Central velocity for (a) two experiments and (b) two simulations with different initial distances. (c) Time of oscillation $t_{\mathrm{osc}}$ vs the initial distance $L_0/R_{e,0}$ between the droplets, for 1-heptanol and 1-octanol in the top droplet in experiments and for 1-octanol in the top droplet in simulations. For the three smallest values of $L_0/R_{e,0}$ used in the simulations, the oscillations last for the whole life span of the pentanol droplet.

Figure 10

Velocity fields obtained from experiments (left) and simulations (right) at three different moments during the first oscillation cycle: (a) before the plume reaches the upper droplet, (b) when there is a Marangoni flow all around the upper droplet, and (c) when the velocity between the droplets has changed direction. The scale bar represents 300 $\mathrm{\mu m}$. Notice that the color bars have different ranges in each panel.
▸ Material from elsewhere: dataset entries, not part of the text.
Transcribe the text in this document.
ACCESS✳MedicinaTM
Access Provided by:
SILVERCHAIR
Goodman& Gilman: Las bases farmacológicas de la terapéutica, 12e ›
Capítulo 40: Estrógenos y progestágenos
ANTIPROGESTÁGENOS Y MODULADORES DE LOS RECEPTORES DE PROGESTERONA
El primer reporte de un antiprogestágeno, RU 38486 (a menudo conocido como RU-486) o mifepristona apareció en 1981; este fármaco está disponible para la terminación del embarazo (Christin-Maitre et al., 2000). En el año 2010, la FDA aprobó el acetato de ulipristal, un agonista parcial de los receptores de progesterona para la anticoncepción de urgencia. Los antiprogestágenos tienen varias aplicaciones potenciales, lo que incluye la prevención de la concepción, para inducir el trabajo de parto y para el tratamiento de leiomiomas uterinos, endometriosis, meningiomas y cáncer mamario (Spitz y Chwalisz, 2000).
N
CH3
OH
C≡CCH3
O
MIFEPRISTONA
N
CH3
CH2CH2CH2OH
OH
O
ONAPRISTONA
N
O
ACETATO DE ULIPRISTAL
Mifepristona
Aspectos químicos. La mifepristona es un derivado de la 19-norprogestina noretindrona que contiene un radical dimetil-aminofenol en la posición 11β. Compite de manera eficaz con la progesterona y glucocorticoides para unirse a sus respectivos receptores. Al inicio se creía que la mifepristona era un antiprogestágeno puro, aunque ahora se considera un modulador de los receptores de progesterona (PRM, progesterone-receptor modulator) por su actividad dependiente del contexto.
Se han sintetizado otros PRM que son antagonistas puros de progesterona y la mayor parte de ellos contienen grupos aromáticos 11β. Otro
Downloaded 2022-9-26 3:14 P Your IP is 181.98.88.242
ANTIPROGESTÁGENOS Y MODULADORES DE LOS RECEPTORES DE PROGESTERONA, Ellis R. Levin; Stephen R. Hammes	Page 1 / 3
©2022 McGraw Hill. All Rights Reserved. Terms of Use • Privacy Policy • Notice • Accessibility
The times shown here correspond to red points in Figs. 7 and 7. Movies 2 and 3 in the SM [48] correspond to the simulated and experimental fields respectively.

Figure 11

Results from a numerical simulation of a 1-pentanol droplet below and a 1-octanol droplet on top, but the interfacial tension at the top droplet increases with increasing 1-pentanol concentration. The velocity measured at the middle point between the droplets for (a) the whole lifespan of the lower droplet and (b) for the first 90 $\mathrm{s}$ of the dissolution process. (c) The interfacial tension as function of the tangential coordinate $s$ along the interface of the top droplet at five different times. (d) Five snapshots of the concentration and velocity fields at increasing times. The five times are marked in panel (b) with red points and correspond with the five curves in panel (c). The four snapshots inside the black rectangle correspond to different moments of a cycle.